A car’s horse power and weight explains 83% of the variation in fuel efficiency (miles per gallon) based on the mtcars dataset.
There is no statistically significant indication that the transmission type effects the efficiency of the car.
This project analyses the mtcars dataset and addresses the following questions:
The mtcars dataset consists of 32 different types of car models with 11 different variables related to the car.
The basic structure of the data is as follows:
## mpg cyl disp hp drat wt qsec vs am gear carb
## Mazda RX4 21.0 6 160 110 3.90 2.620 16.46 0 1 4 4
## Mazda RX4 Wag 21.0 6 160 110 3.90 2.875 17.02 0 1 4 4
## Datsun 710 22.8 4 108 93 3.85 2.320 18.61 1 1 4 1
## Hornet 4 Drive 21.4 6 258 110 3.08 3.215 19.44 1 0 3 1
## Hornet Sportabout 18.7 8 360 175 3.15 3.440 17.02 0 0 3 2
## Valiant 18.1 6 225 105 2.76 3.460 20.22 1 0 3 1
Examining the relationships between the variables
pairs(~ mpg + disp + hp + wt + drat + qsec , data = mtcars)
Examining the correlation between the variables
Based on the high correlation between the dependant variables and limited number of samples there is a high risk of a specified regression model suffer from multicollinearity leading to invalid results for the individual predictors. However provided the basic regression assumptions hold the overall prediction power of the regression model is still valid.
The three variables cylinder number, displacement and horse power are highly correlated. Performing an F-test on two separate models one including all of the highly correlated variables and one without, with the hypothesis being:
H0: Beta(cyl = disp = drat) = 0 H1: Beta(cyl = disp = drat) != 0
modelA1 <- lm(mpg ~ hp + wt, data = mtcars)
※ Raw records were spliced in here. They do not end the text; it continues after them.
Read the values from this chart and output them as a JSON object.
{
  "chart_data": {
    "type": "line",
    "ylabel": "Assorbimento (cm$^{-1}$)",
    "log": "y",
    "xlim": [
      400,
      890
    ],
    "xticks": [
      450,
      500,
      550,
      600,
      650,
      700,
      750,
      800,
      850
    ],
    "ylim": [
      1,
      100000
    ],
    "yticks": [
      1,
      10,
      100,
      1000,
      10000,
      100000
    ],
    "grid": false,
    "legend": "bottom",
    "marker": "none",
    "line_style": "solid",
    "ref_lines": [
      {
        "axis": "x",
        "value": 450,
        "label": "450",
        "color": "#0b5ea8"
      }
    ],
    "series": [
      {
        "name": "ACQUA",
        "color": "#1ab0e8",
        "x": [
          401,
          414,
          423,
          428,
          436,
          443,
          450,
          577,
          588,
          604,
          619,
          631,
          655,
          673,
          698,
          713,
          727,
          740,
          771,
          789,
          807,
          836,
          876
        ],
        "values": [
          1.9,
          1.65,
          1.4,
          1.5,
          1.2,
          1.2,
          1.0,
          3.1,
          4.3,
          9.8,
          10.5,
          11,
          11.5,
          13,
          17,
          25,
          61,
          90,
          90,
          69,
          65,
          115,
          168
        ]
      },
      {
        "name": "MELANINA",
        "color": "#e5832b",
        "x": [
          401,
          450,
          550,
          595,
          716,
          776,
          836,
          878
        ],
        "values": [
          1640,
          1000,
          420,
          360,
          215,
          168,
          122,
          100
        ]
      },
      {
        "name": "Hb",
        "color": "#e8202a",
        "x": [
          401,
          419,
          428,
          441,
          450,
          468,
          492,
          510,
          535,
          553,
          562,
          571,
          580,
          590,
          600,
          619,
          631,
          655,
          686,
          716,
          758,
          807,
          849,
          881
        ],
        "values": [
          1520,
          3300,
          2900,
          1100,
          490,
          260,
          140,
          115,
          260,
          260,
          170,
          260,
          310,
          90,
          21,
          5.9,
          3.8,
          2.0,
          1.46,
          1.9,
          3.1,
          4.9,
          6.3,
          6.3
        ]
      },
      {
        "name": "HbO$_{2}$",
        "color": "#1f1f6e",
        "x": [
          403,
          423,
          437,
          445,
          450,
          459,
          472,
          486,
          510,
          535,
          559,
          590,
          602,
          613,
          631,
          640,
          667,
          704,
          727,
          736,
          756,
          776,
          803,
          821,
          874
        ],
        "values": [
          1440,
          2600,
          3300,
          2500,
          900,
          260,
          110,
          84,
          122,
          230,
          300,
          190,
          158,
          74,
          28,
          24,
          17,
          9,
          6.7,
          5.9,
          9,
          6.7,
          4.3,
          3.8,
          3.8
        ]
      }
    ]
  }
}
modelA2 <- lm(mpg ~ as.factor(cyl) + disp + hp + drat + wt, data = mtcars)
anova(modelA1, modelA2)
## Analysis of Variance Table
##
## Model 1: mpg ~ hp + wt
## Model 2: mpg ~ as.factor(cyl) + disp + hp + drat + wt
## Res.Df RSS Df Sum of Sq F Pr(>F)
## 1 29 195.05
## 2 25 157.42 4 37.632 1.4941 0.2341
Based on the above with F = 1.4941 (Pr = 0.23) the null hypothesis that Beta(disp = cyl = drat) = 0 can not be rejected with any certainty. Therefore B(disp), B(cyl), B(drat) are insignificant and model A1 will be used.
Examining the Residuals
par(mfrow=c(2,2))
plot(modelA1)
As can be seen the residuals do not display any obvious heterscedasticity.
Examining modelA1
summary(modelA1)
##
## Call:
## lm(formula = mpg ~ hp + wt, data = mtcars)
##
## Residuals:
## Min 1Q Median 3Q Max
## -3.941 -1.600 -0.182 1.050 5.854
##
## Coefficients:
## Estimate Std. Error t value Pr(>|t|)
## (Intercept) 37.22727 1.59879 23.285 < 2e-16 ***
## hp -0.03177 0.00903 -3.519 0.00145 **
## wt -3.87783 0.63273 -6.129 1.12e-06 ***
## ---
## Signif. codes: 0 '***' 0.001 '**' 0.01 '*' 0.05 '.' 0.1 ' ' 1
##
## Residual standard error: 2.593 on 29 degrees of freedom
## Multiple R-squared: 0.8268, Adjusted R-squared: 0.8148
## F-statistic: 69.21 on 2 and 29 DF, p-value: 9.109e-12
As can be seen the model has a high R-squared meaning approximately 83% of the variation in mpg can be explained by the horse power and weight of the car.
Using model A1 in the section above as a base model and testing the hypothesis that Beta(am) = 0 at 5% significance level:
H0 : Beta(am) = 0
H1 : Beta(am) != 0
modelA1 <- lm(mpg ~ hp + wt, data = mtcars)
modelB1 <- lm(mpg ~ hp + wt + am, data = mtcars)
anova(modelB1, modelA1)
## Analysis of Variance Table
##
## Model 1: mpg ~ hp + wt + am
## Model 2: mpg ~ hp + wt
## Res.Df RSS Df Sum of Sq F Pr(>F)
## 1 28 180.29
## 2 29 195.05 -1 -14.757 2.2918 0.1413
The results from the F test indicate F = 2.2918 (p value = 0.14), therefore it is not possible to reject the null hypothesis at any significance level, thus there is no evidence that a car’s transmission effects the overall efficiency (mpg).